Is there anyone you wish you could have had in the books not there?
No not really, the people that were meant to be in the book are. There were a few people I approached that declined to have a conversation on the subject. Spirituality is a very personal thing and not everyone wants to talk about their beliefs which I respect. One guy had me pay him for an interview! I’ve spoken to Mike Muir about spirituality and I wish I could have included that but he choose not to be a part of it. As a rule he chooses not to be a part of ‘punk’ related projects/books/docos. There were a few instances too where artists managers were super rude to me, not returning calls as promised, hanging up on me etc. One artist’s manager declined for the artist and then at a later date I interviewed the artist and asked them myself and they hadn’t heard about my request at all (and were pretty pissed they weren’t told). There are a lot of bogus managers and self-important PR people out there… luckily there are many, many more lovely ones too. Thank goodness.
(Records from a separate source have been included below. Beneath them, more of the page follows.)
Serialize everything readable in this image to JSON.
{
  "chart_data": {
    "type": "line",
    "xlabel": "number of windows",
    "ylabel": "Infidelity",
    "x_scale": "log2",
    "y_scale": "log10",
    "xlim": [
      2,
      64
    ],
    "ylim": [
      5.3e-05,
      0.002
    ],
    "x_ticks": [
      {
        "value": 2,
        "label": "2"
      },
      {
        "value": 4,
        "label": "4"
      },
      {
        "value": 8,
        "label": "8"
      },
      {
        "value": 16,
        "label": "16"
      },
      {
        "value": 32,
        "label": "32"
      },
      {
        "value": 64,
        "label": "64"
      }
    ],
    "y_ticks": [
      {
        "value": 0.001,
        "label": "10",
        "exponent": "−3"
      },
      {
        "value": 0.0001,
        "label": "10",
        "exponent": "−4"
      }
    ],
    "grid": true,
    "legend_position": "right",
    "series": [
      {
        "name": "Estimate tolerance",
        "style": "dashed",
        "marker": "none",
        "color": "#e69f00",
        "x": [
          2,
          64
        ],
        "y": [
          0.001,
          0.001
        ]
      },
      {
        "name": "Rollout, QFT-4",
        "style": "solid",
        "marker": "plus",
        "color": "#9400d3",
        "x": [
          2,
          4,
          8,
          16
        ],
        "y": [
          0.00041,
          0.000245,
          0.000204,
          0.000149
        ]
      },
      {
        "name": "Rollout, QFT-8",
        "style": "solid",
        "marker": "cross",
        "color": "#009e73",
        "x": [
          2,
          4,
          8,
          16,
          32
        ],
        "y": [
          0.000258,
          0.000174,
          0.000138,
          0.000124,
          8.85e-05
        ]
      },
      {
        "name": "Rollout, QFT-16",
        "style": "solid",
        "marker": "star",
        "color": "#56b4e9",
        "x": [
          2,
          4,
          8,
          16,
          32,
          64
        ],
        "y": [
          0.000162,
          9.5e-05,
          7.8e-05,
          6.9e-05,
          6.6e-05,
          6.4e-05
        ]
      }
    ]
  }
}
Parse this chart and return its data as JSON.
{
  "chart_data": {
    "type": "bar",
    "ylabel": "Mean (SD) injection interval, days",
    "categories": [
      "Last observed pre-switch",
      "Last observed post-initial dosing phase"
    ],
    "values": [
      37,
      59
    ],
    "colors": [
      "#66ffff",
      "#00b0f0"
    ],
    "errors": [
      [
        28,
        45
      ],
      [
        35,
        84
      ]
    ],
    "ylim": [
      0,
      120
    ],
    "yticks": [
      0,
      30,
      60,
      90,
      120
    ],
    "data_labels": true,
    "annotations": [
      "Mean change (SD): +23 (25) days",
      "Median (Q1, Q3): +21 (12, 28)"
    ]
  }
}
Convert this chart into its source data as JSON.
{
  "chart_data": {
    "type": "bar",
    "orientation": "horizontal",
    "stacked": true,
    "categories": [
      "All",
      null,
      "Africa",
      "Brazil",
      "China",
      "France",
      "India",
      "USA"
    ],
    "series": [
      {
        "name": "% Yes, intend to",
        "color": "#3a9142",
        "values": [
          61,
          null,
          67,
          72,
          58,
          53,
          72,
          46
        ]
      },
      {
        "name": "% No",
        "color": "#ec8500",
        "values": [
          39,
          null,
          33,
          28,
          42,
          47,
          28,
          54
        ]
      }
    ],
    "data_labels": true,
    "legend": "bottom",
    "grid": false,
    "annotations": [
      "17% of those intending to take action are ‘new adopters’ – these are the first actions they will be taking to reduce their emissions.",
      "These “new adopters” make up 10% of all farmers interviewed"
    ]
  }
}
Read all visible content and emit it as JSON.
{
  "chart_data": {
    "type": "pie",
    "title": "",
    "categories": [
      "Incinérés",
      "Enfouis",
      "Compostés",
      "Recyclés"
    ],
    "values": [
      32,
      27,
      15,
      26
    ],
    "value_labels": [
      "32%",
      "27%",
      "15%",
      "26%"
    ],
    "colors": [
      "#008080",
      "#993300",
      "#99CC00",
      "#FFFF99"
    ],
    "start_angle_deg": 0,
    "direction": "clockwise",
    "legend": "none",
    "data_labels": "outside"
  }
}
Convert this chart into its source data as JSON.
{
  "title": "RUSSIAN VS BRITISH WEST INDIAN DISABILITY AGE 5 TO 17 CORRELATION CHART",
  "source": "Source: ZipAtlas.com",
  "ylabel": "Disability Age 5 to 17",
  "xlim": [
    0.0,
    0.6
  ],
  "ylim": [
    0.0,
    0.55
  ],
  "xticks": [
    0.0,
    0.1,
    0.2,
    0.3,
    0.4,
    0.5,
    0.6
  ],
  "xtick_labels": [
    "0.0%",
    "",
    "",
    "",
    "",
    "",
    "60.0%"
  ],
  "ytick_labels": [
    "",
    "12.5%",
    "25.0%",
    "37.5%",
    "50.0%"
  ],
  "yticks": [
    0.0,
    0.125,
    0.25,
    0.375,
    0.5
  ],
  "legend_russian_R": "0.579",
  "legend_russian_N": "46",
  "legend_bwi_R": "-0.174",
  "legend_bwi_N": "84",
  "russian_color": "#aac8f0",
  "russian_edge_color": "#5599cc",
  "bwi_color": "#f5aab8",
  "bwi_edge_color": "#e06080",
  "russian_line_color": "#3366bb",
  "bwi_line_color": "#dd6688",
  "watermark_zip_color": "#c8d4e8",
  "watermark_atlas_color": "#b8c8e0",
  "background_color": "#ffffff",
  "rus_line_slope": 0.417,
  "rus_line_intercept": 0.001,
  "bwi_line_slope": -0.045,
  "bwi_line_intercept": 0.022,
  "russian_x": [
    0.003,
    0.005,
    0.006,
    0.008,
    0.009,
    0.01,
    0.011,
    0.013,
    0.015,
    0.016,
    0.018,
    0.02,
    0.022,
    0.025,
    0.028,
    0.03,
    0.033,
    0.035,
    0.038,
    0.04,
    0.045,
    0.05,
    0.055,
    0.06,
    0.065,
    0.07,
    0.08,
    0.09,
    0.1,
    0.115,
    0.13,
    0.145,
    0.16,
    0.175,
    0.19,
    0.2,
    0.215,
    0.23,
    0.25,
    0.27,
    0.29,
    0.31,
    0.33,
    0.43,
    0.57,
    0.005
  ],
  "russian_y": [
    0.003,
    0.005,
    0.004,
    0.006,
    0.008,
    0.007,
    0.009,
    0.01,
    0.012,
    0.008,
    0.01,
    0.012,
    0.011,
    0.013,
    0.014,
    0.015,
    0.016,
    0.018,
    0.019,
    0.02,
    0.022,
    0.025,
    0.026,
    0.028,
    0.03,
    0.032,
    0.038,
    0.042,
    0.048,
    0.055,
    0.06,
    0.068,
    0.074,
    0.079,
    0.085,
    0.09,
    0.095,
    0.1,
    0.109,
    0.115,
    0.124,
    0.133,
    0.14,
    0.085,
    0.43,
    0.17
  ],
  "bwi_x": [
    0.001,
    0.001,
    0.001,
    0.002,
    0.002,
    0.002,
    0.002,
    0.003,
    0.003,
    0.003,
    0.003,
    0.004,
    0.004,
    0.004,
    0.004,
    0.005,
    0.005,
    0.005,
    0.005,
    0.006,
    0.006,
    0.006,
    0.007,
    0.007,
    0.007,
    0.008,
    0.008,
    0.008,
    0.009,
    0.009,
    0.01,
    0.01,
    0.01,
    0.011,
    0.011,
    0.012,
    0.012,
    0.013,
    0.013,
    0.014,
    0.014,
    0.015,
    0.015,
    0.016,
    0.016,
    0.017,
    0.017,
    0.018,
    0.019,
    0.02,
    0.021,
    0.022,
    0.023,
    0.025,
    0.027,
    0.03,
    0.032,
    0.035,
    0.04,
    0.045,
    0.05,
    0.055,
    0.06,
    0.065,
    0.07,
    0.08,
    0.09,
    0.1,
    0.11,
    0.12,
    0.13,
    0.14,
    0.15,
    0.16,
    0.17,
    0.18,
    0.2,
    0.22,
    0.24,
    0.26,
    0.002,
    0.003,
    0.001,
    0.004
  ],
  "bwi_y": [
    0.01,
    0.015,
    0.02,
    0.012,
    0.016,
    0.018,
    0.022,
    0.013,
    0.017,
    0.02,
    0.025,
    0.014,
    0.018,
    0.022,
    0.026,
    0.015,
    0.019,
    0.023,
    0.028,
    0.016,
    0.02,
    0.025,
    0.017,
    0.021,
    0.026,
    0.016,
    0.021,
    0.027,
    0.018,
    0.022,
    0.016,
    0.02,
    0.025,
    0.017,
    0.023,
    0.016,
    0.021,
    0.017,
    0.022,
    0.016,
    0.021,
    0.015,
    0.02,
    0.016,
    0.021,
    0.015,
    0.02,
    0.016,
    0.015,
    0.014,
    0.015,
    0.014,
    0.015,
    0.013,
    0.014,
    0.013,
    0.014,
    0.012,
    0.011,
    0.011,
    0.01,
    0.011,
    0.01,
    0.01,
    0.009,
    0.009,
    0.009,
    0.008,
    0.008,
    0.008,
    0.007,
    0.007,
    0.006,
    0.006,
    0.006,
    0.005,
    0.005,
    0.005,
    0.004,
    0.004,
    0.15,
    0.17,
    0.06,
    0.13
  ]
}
Are there any bands from Queensland you absolutely love (past or present)?
Yes, many! I adore (in no particular order): Blister, Hobo Obituaries (plus Jhonny’s solo stuff is AMAZING and Hobo DJs), the Death Set (originally form the Gold Coast), Pangaea, Dick Nasty, Knaw, Operator Please, Against, Felinedown, Mad Occupants, Reichelt, Mouthguard, the Greys (and Mark Duckworth solo work), Bantha Fodder, A Secret Death, Blowhard. Fur from the Gold Coast is one of my all-time favourite bands. I loved and was affiliated with the Gold Coast punk community for a long while so bands like Vicious and the Freuds will always have a place in my heart. I know I have forgotten a whole lot, sorry guys!
If you could ask the one question what would it be?
What does love mean to you?
Where to from here?
More creativity, more zines, more blogging, more writing, more interviewing, more music, more art, more magic all the time! I’ve got my Hip Hop Insight project underway. I’ve already spoken to twelve people in the hip hop world for that. It’s similar to Conversations With Punx but I’m talking to hip hoppers. Plus I’m working on music projects and several other exciting things that I can’t reveal just yet. I eventually want to become involved in a lot more ‘cause’ related work. My pal Heidi Minx has a really great D-I-Y approach to helping the world with her Built On Respect project–she inspires me greatly. I love surrounding myself with good people doing positive, constructive, creative things. My biggest inspiration is my Jhonny, he is an artist and musician. He has taught me so much about creativity and inspires me to be better and do better every single day. In all my travels I’ve never met another person like him, he is very dear to me. I’d really love to start my own print magazine again… you never know, anything is possible!